Patch to drop incomplete token
*** QueryNormalizer.cs	2010-10-21 23:12:14.000000000 +0200
--- QueryNormalizer.cs	2010-10-21 23:17:42.924904001 +0200
***************
*** 324,330 ****
              pos++;

              if (c == '\'')

                  tokens.Add(new Token(TokenType.String, "?"));

!             else

                  tokens.Add(new Token(TokenType.Identifier, fullSql.Substring(start, pos - start)));

          }

  

--- 324,330 ----
              pos++;

              if (c == '\'')

                  tokens.Add(new Token(TokenType.String, "?"));

!             else if (pos <= fullSql.Length)

                  tokens.Add(new Token(TokenType.Identifier, fullSql.Substring(start, pos - start)));

          }
[21 Oct 2010 21:28] Andreas Johansson
Patch to allow incomplete quoted token

Attachment: IncompleteToken.patch (text/x-patch), 773 bytes.

[21 Oct 2010 21:28] Andreas Johansson
Drop the last token if it is quoted and incomplete

Attachment: DropToken.patch (text/x-patch), 695 bytes.

[21 Oct 2010 21:30] Andreas Johansson
Small app to reproduce

Attachment: Main.cs (text/x-csharp), 972 bytes.

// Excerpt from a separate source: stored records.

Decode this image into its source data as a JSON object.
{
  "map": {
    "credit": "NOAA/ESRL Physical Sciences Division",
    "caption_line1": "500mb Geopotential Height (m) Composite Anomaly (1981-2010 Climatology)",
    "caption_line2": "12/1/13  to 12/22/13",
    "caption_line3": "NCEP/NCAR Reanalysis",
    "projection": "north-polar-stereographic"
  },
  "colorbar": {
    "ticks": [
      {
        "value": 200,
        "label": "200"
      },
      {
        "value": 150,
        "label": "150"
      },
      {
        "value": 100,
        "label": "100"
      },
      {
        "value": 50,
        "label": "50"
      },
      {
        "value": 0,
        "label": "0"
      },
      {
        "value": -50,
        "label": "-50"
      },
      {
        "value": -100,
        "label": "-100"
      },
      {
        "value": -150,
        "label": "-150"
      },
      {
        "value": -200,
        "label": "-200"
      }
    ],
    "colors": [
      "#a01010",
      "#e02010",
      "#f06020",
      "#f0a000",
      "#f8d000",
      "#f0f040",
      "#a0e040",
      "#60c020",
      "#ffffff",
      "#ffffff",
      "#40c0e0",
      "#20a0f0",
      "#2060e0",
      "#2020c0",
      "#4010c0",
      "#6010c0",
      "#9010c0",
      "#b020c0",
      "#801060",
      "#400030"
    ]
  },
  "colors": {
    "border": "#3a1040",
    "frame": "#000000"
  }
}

[22 Oct 2010 19:03] Bugs System
A patch for this bug has been committed. After review, it may
be pushed to the relevant source trees for release in the next
version. You can access the patch from:

  http://lists.mysql.com/commits/121721

939 Reggie Burnett	2010-10-22
      - Fixed TracingDriver so that it normalizes long queries before truncation so we don't get exceptions when quoted
        tokens land on the 300th character (bug #57641)
[22 Oct 2010 19:03] Reggie Burnett
Fixed in 6.3.6+
[12 Nov 2010 16:35] Tony Bedford
An entry has been added to the 6.3.6 changelog:

When the tracing driver was used and a SQL statement was longer than 300 characters, an ArgumentOutOfRangeExcpetion occurred if the statement also contained a quoted character, and the 300th character was in the middle of a quoted token.